Les sautes de vent constituaient le plus important de ces aléas. Sans aller jusqu’à un brusque et complet un changement de direction (rare) qui aurait fait gagner l’avantage du vent à la flotte combattant sous celui-ci, de simples sautes de vent modifiaient sensiblement les conditions du combat en mer. Il fallait savoir profiter de ces opportunités, comme sut le faire de Grasse à la bataille du Chesapeake, mais comme Rodney sut le faire avant lui à la bataille des Saintes.
Effet d’une saute de vent sur une bataille navale : la bataille des Saintes (1782).
Figure 1 : Les Français, navigant au près avec l’avantage du vent, attaquent à la contremarche la ligne anglaise qui navigue au largue.

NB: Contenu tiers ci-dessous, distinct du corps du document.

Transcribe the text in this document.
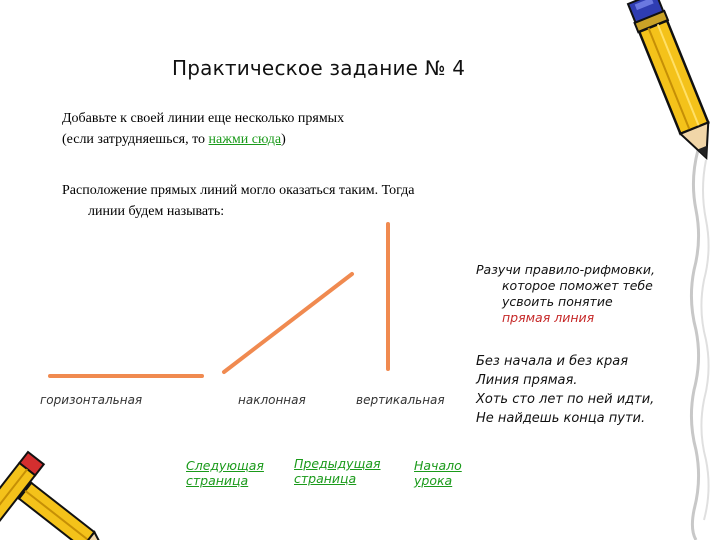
Практическое задание № 4
Добавьте к своей линии еще несколько прямых
(если затрудняешься, то нажми сюда)
Расположение прямых линий могло оказаться таким. Тогда
линии будем называть:
горизонтальная	наклонная	вертикальная
Разучи правило-рифмовки,
которое поможет тебе
усвоить понятие
прямая линия
Без начала и без края
Линия прямая.
Хоть сто лет по ней идти,
Не найдешь конца пути.
Следующая
страница
Предыдущая
страница
Начало
урока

Figure 2 : Le vent refuse, ce qui contraint les Français à abattre vers la ligne anglaise pour rester au près, bâbord amures (c’était la seule manoeuvre possible : virer de bord sous le feu de l’ennemi aurait été suicidaire) : à cette allure leurs vaisseaux ne peuvent plus rester en ligne de file pour élonger la ligne ennemie. Pour ce faire, ils doivent maintenant naviguer « en échelon », ce qui les rapproche des Anglais. De leur côté, ceux-ci peuvent conserver leur ligne : il leur suffit de brasser légèrement leur voilure au vent pour passer au grand largue sans changer de cap. À ce moment, il aurait été possible aux Français de couper la ligne anglaise, comme les y invitait le nouveau cap qu’ils avaient dû prendre.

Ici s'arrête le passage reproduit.